Il n’y a pas de bonheur possible en ce monde sans pardon sincère et authentique. Il y a beaucoup de souffrance quand le pardon n’est ni donné ni reçu. Si nous nous arrêtons un instant sur la plupart des conflits militaires, politiques, religieux, etc., entre États ou nations ou encore sur les querelles familiales, sur les situations de divorces entres époux, sur les cas de tensions et de séparations amicales, sur les compétitions entres personnes ou entreprises au niveau professionnel, sur l’exploitation humaine dans toutes ses formes, sur les dominations politico-économiques, etc., nous verrons qu’elles résultent toutes de l’hypocrisie et de la rancœur vu qu’il n’y a pas de véritable pardon. Le cas des conflits entre États vient souvent du fait que chacune des parties veut à tout prix démontrer sa suprématie, terroriser ou ridiculiser l’autre. Et si au contraire, un État qui a par exemple été violé dans son droit pardonnait à son offenseur ? Certains pourraient voir dans un tel geste une faiblesse, pourtant sa grandeur repose sur une telle attitude. Bien évidemment, je suis conscient que les affaires étatiques, politiques, etc., sont très complexes. Mais en même temps, je suis convaincu que rien n’est impossible lorsque l’humain fait preuve de bonne volonté et décide d’emprunter le chemin de la réconciliation ou de la rencontre avec l’autre. Pardonner sans exiger des excuses de la part de son offenseur est une source de bonheur dans notre monde qui est actuellement marqué par tant de conflits.
La soif de paix
« Heureux les artisans de paix, car ils seront appelés fils de Dieu » (Mt 5, 9) La simplicité, la sensibilité à la souffrance, la douceur, la justice et le pardon contribuent toutes à procurer la paix tant individuelle que communautaire.
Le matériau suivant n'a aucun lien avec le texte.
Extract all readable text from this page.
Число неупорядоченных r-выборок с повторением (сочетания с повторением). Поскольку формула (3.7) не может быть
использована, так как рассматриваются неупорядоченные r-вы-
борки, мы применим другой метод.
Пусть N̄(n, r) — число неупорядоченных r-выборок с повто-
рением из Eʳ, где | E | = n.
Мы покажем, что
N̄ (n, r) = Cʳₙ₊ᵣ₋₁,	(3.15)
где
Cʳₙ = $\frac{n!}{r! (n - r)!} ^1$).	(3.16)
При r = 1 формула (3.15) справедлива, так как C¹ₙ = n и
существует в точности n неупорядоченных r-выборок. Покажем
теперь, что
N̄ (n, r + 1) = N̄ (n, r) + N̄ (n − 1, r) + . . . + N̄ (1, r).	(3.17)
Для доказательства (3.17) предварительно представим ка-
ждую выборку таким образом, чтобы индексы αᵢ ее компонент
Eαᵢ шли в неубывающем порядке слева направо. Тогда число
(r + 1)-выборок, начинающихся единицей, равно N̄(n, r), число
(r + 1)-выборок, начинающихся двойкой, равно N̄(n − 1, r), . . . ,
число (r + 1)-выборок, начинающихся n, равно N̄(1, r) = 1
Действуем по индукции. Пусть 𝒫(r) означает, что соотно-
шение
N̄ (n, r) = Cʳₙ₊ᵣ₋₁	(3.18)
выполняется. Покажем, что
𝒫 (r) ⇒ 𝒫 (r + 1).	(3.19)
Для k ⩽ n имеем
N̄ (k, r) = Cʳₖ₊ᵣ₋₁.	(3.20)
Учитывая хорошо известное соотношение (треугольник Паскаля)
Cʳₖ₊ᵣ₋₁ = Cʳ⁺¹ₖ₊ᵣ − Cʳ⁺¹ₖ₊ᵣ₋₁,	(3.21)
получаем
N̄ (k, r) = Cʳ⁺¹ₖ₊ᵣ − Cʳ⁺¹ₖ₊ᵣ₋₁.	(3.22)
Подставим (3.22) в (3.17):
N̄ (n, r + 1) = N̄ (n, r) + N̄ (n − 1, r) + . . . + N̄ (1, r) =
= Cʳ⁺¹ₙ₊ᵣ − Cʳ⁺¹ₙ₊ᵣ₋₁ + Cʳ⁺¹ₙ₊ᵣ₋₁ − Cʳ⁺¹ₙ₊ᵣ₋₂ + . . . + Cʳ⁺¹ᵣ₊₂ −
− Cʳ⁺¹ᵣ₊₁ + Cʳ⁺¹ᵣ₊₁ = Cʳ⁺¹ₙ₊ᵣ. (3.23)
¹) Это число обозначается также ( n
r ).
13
Néanmoins, le chemin à emprunter va de l’intérieur vers l’extérieur, de la vie spirituelle à la vie temporelle, car il n’y a point de paix possible dans le monde si les cœurs sont eux-mêmes remplis de haine. Ainsi, pour que la paix advienne dans le monde, il faut d’abord qu’elle soit une réalité en nous-mêmes. Autrement dit, nous ne pouvons pas donner aux autres et au monde ce que nous ne possédons pas. Comment pouvons-nous prétendre être des artisans de paix dans le monde si nous ne sommes pas simples, si nous ne sommes pas doux, si nous ne sommes pas sensibles à notre propre souffrance ni à celle de l’autre, si nous n’œuvrons pas pour la justice, si nous ne pardonnons pas ? C’est la même chose au sujet de l’Amour, car souvent nous prétendons aimer ou avoir beaucoup d’Amour à donner dans nos différentes relations (amicales, amoureuses, familiales, etc.), pourtant nous ne sommes pas capables de nous aimer nous-mêmes. Comment pouvons-nous donner de l’Amour à l’autre alors que nous n’en avons pas ? Cultivons donc de la sorte la paix en nous pour en contaminer le monde, car c’est une source de bonheur insoupçonnée, non seulement pour nous personnellement, mais aussi pour les autres.
© Léandre Syrieix.
[1] Ce terme est couramment employé au Québec, car je n’ai pas le souvenir de l’avoir souvent entendu en France. Donc, c’est important de souligner que c’est en outre lié à la culture.